Of course with the title PlayBook, it should come as no surprise that entertainment has not been forgotten. A Video app will allow you play clips captured on the device or movies download or transferred from a computer while a Music app categorises tracks by artist, album and genre so making it easy to select your chosen tracks. If reading ebooks is your thing then Kobo Books is available.

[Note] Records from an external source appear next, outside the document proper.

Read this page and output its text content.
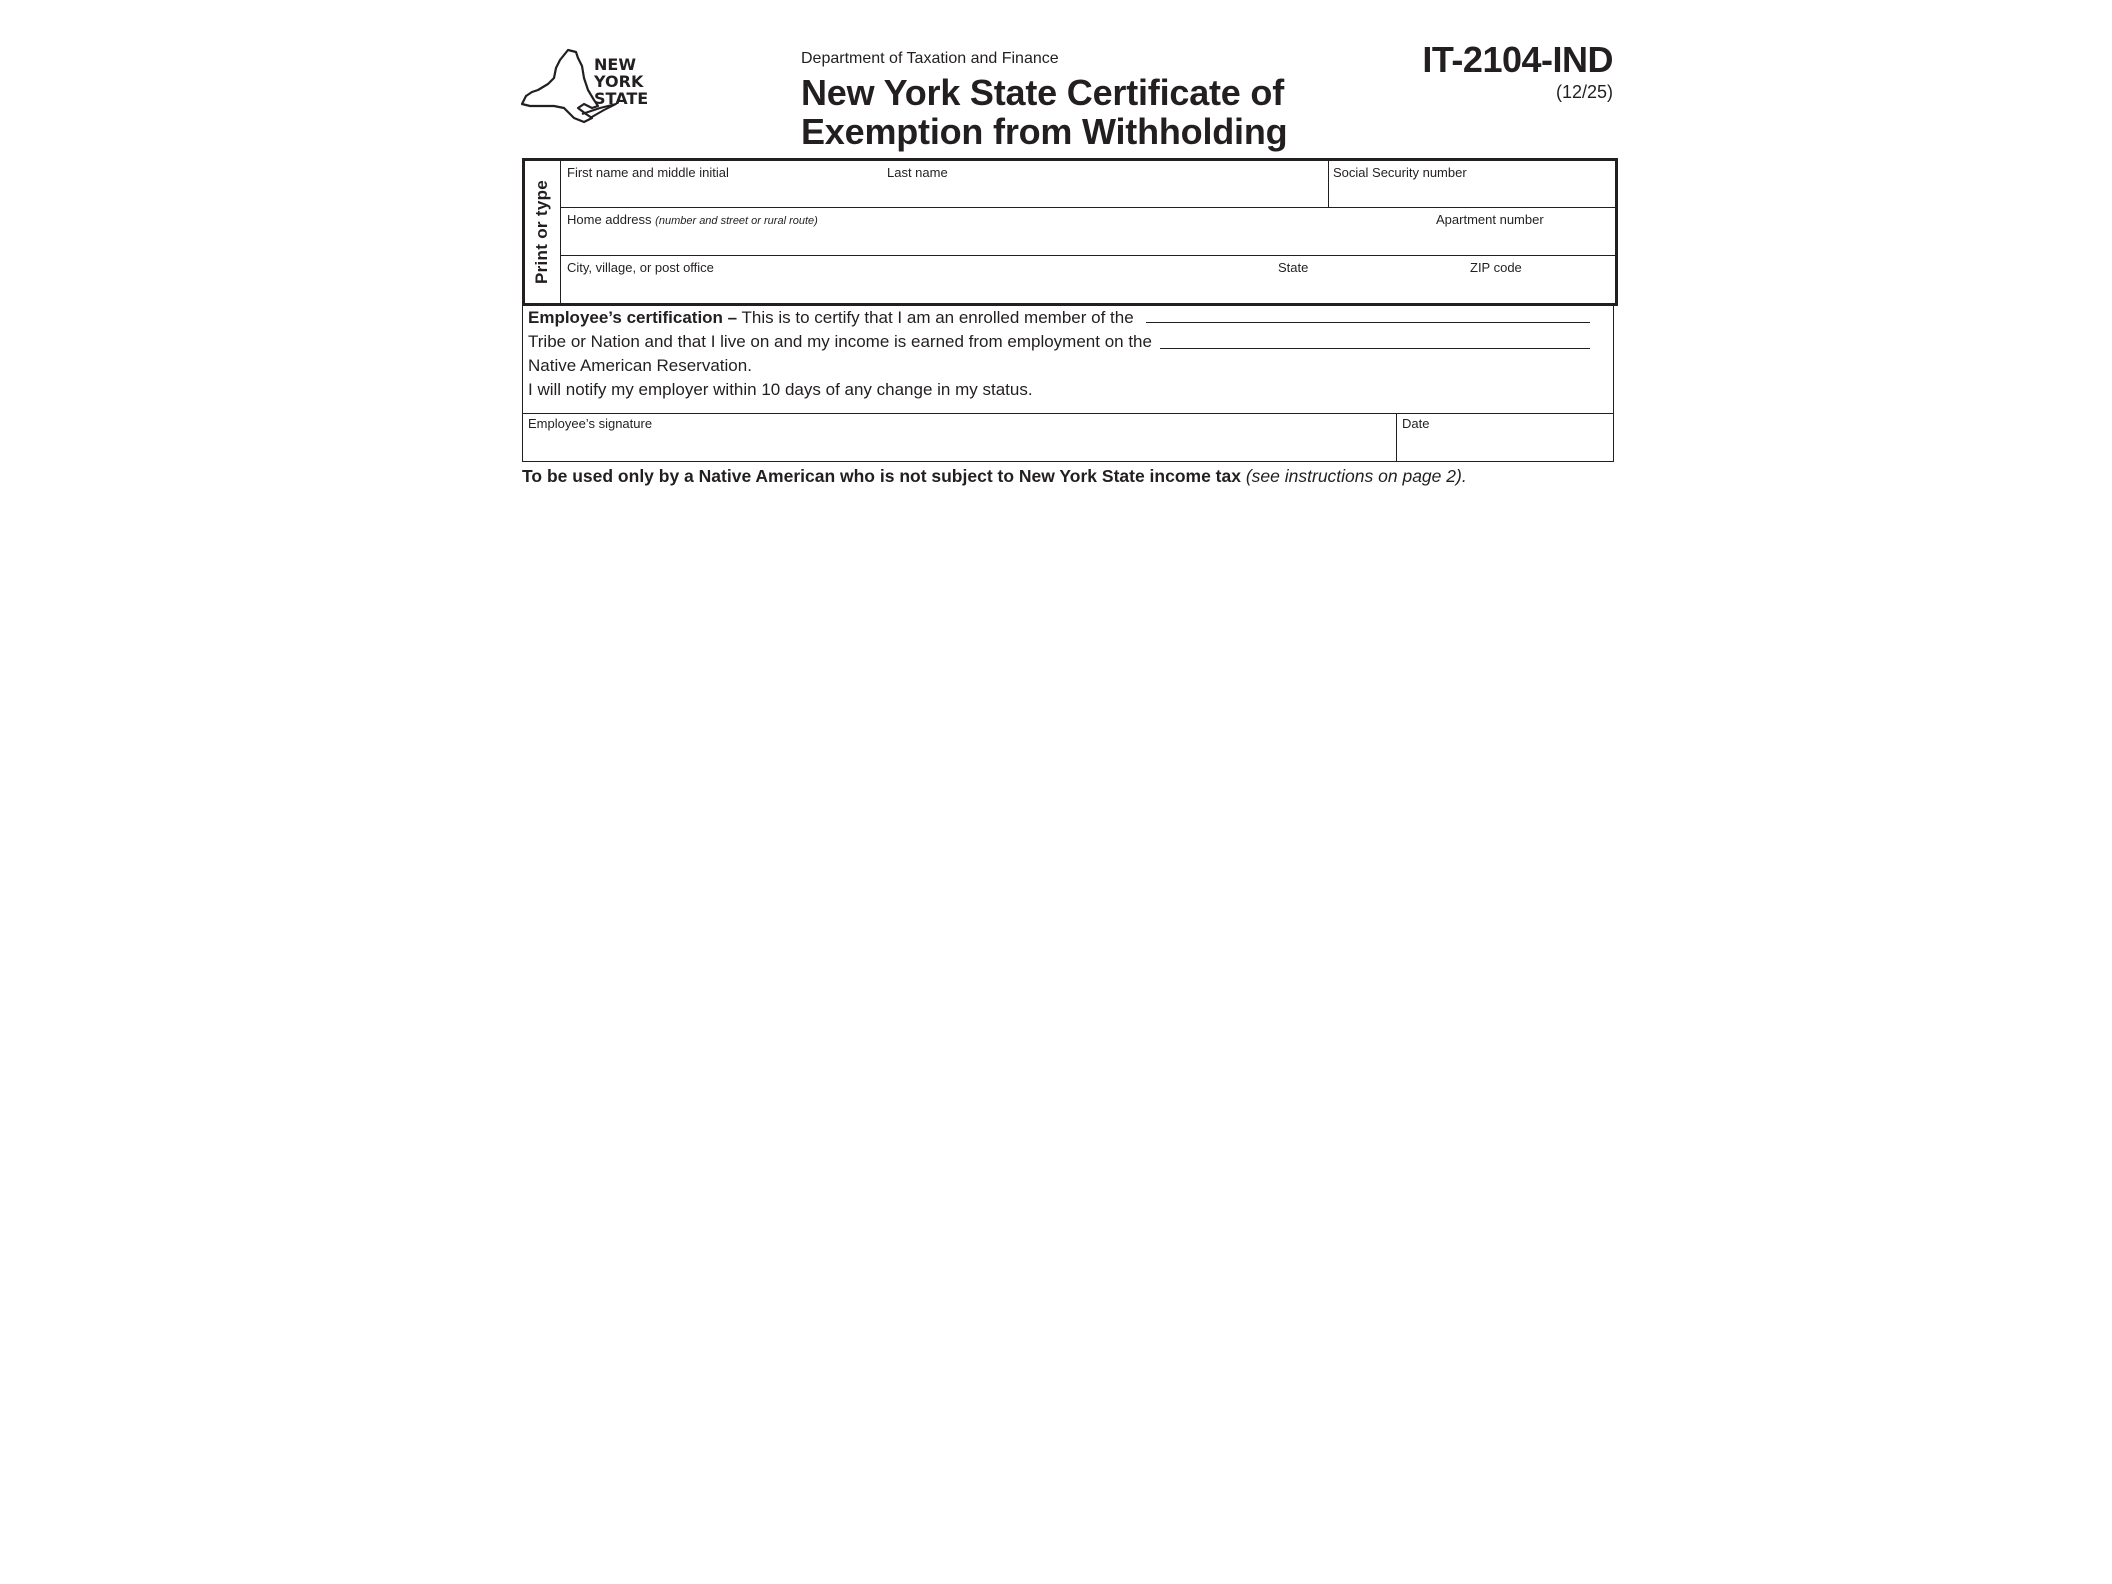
NEW
YORK
STATE
Department of Taxation and Finance
New York State Certificate of
Exemption from Withholding
IT-2104-IND
(12/25)
Print or type
First name and middle initial	Last name	Social Security number
Home address (number and street or rural route)	Apartment number
City, village, or post office	State	ZIP code
Employee’s certification – This is to certify that I am an enrolled member of the
Tribe or Nation and that I live on and my income is earned from employment on the
Native American Reservation.
I will notify my employer within 10 days of any change in my status.
Employee’s signature	Date
To be used only by a Native American who is not subject to New York State income tax (see instructions on page 2).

Several games came preloaded on the review unit but these will probably not be supplied as part of the retail product. These titles included Sim City Deluxe, NFS Underworld, Duke Nukem 3D, Madden 12 plus, of course, Angry Birds. My initial attempts to run some of these titles met with failure as they refused to load. I then encountered a similar problem when trying to view certain videos and play music tracks. At this point the PlayBook shut itself down even though the battery indicator was reporting power was available. Obviously this was a false reading as the problem with the various game titles, video and music disappeared once I had recharged the internal battery.
As mentioned earlier, the PlayBook uses BlackBerry’s own operating system. This will mean that some adjustment will be needed for those moving from an Android tablet. Instead of the Android Market you have access to the BlackBerry App Store when shopping for free and paid for apps. There is also a music store app for purchasing tracks and albums. Depending upon whether you start a swipe from the bezel or touch screen, a different action will be instigated. For instance swiping up from the bezel reduces the current app to a window while the same action starting from the screen will scroll the content.
Apart from the false battery level reading, I was impressed with the BlackBerry PlayBook. It may not have the range of apps available for the iPad and Android devices but you do get a reasonable selection. With prices set at £169 for the 16GB model, £199 for 32MB and £249 for 64MB, this product is well worth considering.